29.09.2019 von 19:00 bis 19:50
»Manchmal denke ich, es wäre besser, wenn sich meine Eltern scheiden lassen.«
Ich nippte am Eistee, den mir mein bester Freund und Nachbar Sven in die Hand gedrückt hatte, kaum, dass die Tür hinter mir ins Haus gefallen war. Da draußen war es mal wieder laut in der Siedlung, in die meine Eltern nach meiner Geburt gezogen waren und das wegen ihnen. Sie schrien sich an, während mein Vater ausgesperrt im Vorgarten auf und ab Schritt, und meine Mutter eine Furie und Schlimmeres nannte. Sie wiederum beschimpfte ihn aufs Übelste, während sie seine Klamotten aus dem Fenster warf. Der ganz normale Wahnsinn in meiner Familie, der mich zu unseren Nachbarn trieb.
»Was hat er diesmal angestellt?«, wollte Sven wissen und setzte sich zu mir an den Küchentisch.
»Vermutlich fremdgegangen.«
Mein Magen drehte sich nur ein bisschen um. Es ging mir schon lange nicht mehr dreckig, wenn ein unschönes Geheimnis gelüftet wurde. Anfangs hatte ich mich stundenlang übergeben müssen, so schrecklich fand ich das ganze Theater, aber inzwischen fühlte ich nur noch ein kurzes Ziehen im Bauch.
Sven sagte eine Weile nichts, bevor er sich nach einem Seufzen durchs dunkelblonde lange Haar strich, für das ihn mein Vater für eine Tucke hielt. Das und Svens Rollen im Schultheater, die zumeist weiblich ausfielen. Dabei sah mein bester Freund echt heiß aus im Kleid, aber das würde ich nie zugeben.
»Weißt du, du tust mir leid.«
»Ich tue mir selber leid.« Aber die Familie konnte man sich nicht aussuchen. Ich hatte nicht den blassesten Schimmer, warum meine Eltern diese Farce von Ehe aufrechterhielten. Vielleicht brauchten sie dieses Drama einfach.
»Morgen ist eh alles Vergeben und Vergessen.«
Sobald mein Vater die Nacht im Hotel verbracht hatte und wieder heimkehrte, lagen sie sich in den Armen. Er brauchte nur auf den Boden vor ihren Füßen krauchen, damit sie ihm verzieh. Ihm seine leeren Versprechungen glaubte, bis ... zum nächsten Showdown.

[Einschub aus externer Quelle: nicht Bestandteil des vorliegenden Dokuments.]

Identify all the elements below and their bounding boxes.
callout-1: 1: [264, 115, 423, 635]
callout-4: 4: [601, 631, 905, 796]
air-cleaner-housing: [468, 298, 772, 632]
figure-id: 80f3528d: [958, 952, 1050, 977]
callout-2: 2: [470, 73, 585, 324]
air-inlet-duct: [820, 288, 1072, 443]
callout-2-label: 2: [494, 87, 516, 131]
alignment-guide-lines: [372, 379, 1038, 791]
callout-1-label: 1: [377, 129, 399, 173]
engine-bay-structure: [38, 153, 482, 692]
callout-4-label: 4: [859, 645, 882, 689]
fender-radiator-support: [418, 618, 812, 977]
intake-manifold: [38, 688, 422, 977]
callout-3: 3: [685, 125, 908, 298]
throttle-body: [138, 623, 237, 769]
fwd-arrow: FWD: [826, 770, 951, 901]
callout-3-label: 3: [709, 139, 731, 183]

»Sorry, dass ich das sage, aber sie haben einen an der Klatsche.«
Wer wusste das nicht besser als ich? Den Wink mit dem Zaunpfahl für eine Therapie ignorierten sie beide. Ob ich den in den Raum warf oder Svens Eltern, die helfen wollten. Ich wünschte, ich wäre deren Kind.
»Können wir über was anderes reden?«, versuchte ich, das Thema zu wechseln, weil diese Gedanken immer komisch waren.
Sven ging drauf ein, indem er mir einen Helm reichte. Mein Lächeln nahm sicher gigantische Ausmaße an, als ich ihn mir aufsetzte und meinem besten Freund in die Garage folgte. Es gab nichts, was ich jetzt lieber täte als eine Runde mit Svens Motorrad zu drehen. Einfach nur losfahren. Die Seele baumeln lassen ... herrlich.
Da rückten die Familienprobleme schnell in den Hintergrund, bis ich sie irgendwann ganz vergaß. Konnte nicht jeder Tag so sein? Manchmal wünschte ich mir, dass die Zeit stehen blieb, wenn Sven mit mir losfuhr und ich mich an seinen Rücken schmiegen durfte, ohne, dass es seltsam für einen von uns wurde.
»Meinst du, sie werden dich vermissen?« Sven warf einen Blick über die Straße auf den mit Klamotten bedeckten Vorgarten, wo mein Vater tobte wie ein Berserker.
»Nein, nicht die nächsten vierundzwanzig Stunden«, entgegnete ich, ohne zurückzusehen. Für meine Eltern existierte ich im Moment nicht, und das war ganz gut so.